Kremlin Sebut AS Mencuri Uang Rusia Rp4.815 Triliun, Siap Tempuh Jalur Hukum
Rusia menuduh Barat telah mencuri asetnya, setelah AS (Amerika Serikat) mentransfer USD1 miliar atau setara Rp16 triliun (kurs Rp16.052 per USD) ke Ukraina dari dana bank sentral Moskow yang dibekukan. Terkait hal ini, juru bicara Kremlin Dmitry Peskov mengatakan, Moskow dapat merespons langkah AS dengan mengambil tindakan hukum.
Hari sebelumnya Perdana Menteri Ukraina, Denis Shmigal mengumumkan, bahwa AS telah mentransfer angsuran pertama dari pinjaman sebesar USD20 miliar setara Rp321 triliun yang didukung oleh bunga yang diperoleh dari aset Rusia yang tidak bergerak.
Seperti diketahui menyusul eskalasi konflik Ukraina pada Februari 2022, AS dan sekutunya membekukan dana senilai sekitar USD300 miliar yang jika dirupiahkan mencapai Rp4.815 triliun milik bank sentral Rusia.
Dalam sebuah postingan di X (dulunya Twitter), Shmigal menyatakan, bahwa Kiev mengharapkan bahwa "semua aset Rusia yang berdaulat akan disita dan digunakan untuk membangun kembali Ukraina."

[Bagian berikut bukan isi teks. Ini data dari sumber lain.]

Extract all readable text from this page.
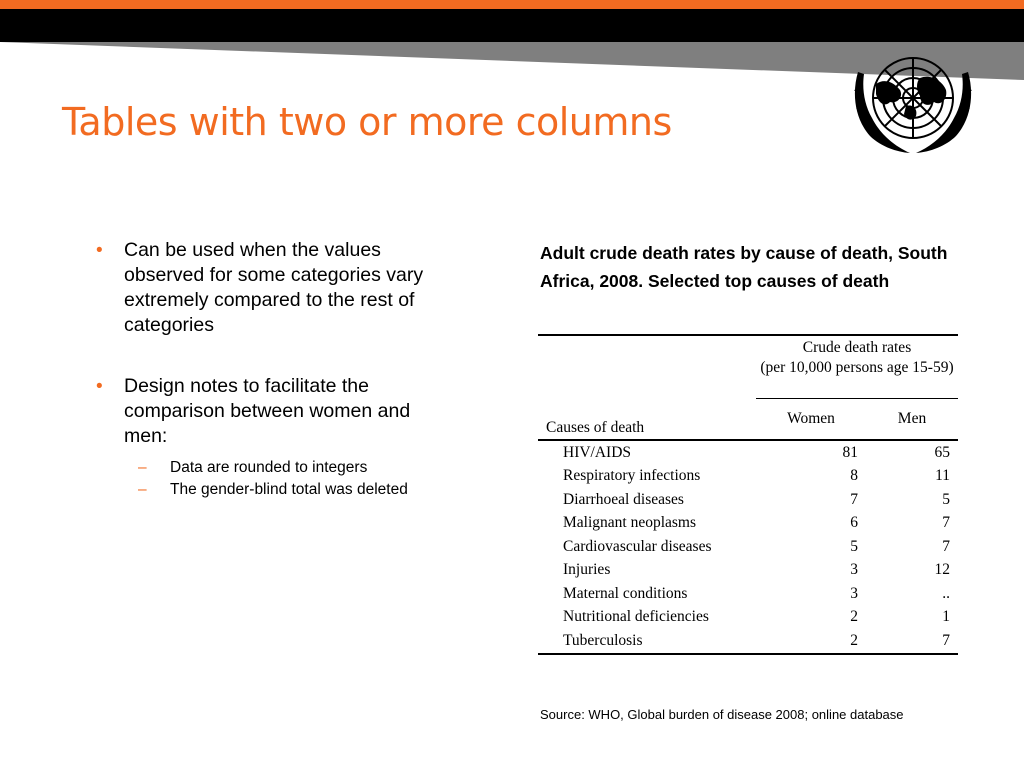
Tables with two or more columns
• Can be used when the values observed for some categories vary extremely compared to the rest of categories
• Design notes to facilitate the comparison between women and men:
– Data are rounded to integers
– The gender-blind total was deleted
Adult crude death rates by cause of death, South Africa, 2008. Selected top causes of death
Causes of death	Crude death rates
(per 10,000 persons age 15-59)	
	Women	Men
HIV/AIDS	81	65
Respiratory infections	8	11
Diarrhoeal diseases	7	5
Malignant neoplasms	6	7
Cardiovascular diseases	5	7
Injuries	3	12
Maternal conditions	3	..
Nutritional deficiencies	2	1
Tuberculosis	2	7
Source: WHO, Global burden of disease 2008; online database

Menanggapi berita transfer AS ke Ukraina, Peskov menyatakan bahwa "berbicara dalam bahasa Rusia sederhana, uang ini dicuri dari kami,".
Ia juga menambahkan, bahwa aset Moskow yang diblokir merupakan tindakan yang "benar-benar ilegal," bertentangan dengan semua norma dan aturan.
Juru bicara itu menerangkan, bahwa transfer Washington sebesar USD1 miliar ke Kiev dapat menjadi dasar untuk proses hukum. Ditekankan juga olehnya bahwa Rusia bermaksud untuk menggunakan "semua kemungkinan langkah (hukum)" untuk melindungi properti dan hak-haknya.
Dari aset Rusia senilai USD300 miliar yang tidak bergerak, sekitar USD213 miliar saat ini disimpan di lembaga kliring Euroclear yang berbasis di Brussels.
Pekan lalu, Presiden Polandia Andrzej Duda mengusulkan pada pertemuan para pemimpin Uni Eropa untuk menggunakan semua aset ini untuk mendanai Ukraina, terutama jika Presiden terpilih AS Donald Trump memilih untuk memangkas kontribusi Washington ke mesin perang Kiev.
Namun proposal tersebut kabarnya ditolak oleh Kanselir Jerman Olaf Scholz, yang disebut "jengkel" hingga menjadi "marah" pada Duda, dengan alasan bahwa langkah seperti itu akan merusak stabilitas pasar keuangan Uni Eropa, seperti dilansir Financial Times.
Penggunaan aset Rusia untuk mendanai Kiev sebelumnya juga telah dikritik oleh negara-negara Uni Eropa lainnya, termasuk Prancis dan Italia. Pasalnya kebijakan itu menimbulkan kekhawatiran akan merusak stabilitas euro.
Sementara itu Moskow telah berulang kali menuduh Barat telah "mencuri" uangnya dan memperingatkan bahwa menyadap dana ini merupakan tindakan ilegal, dan akan menjadi preseden berbahaya.
Bulan lalu, Menteri Keuangan Rusia Anton Siluanov juga memperingatkan bahwa Moskow akan menanggapi dengan cara yang sama. "Kami juga telah membekukan sumber daya investor Barat, pelaku pasar keuangan Barat dan perusahaan. Pendapatan dari aset ini juga akan digunakan," kata pejabat itu.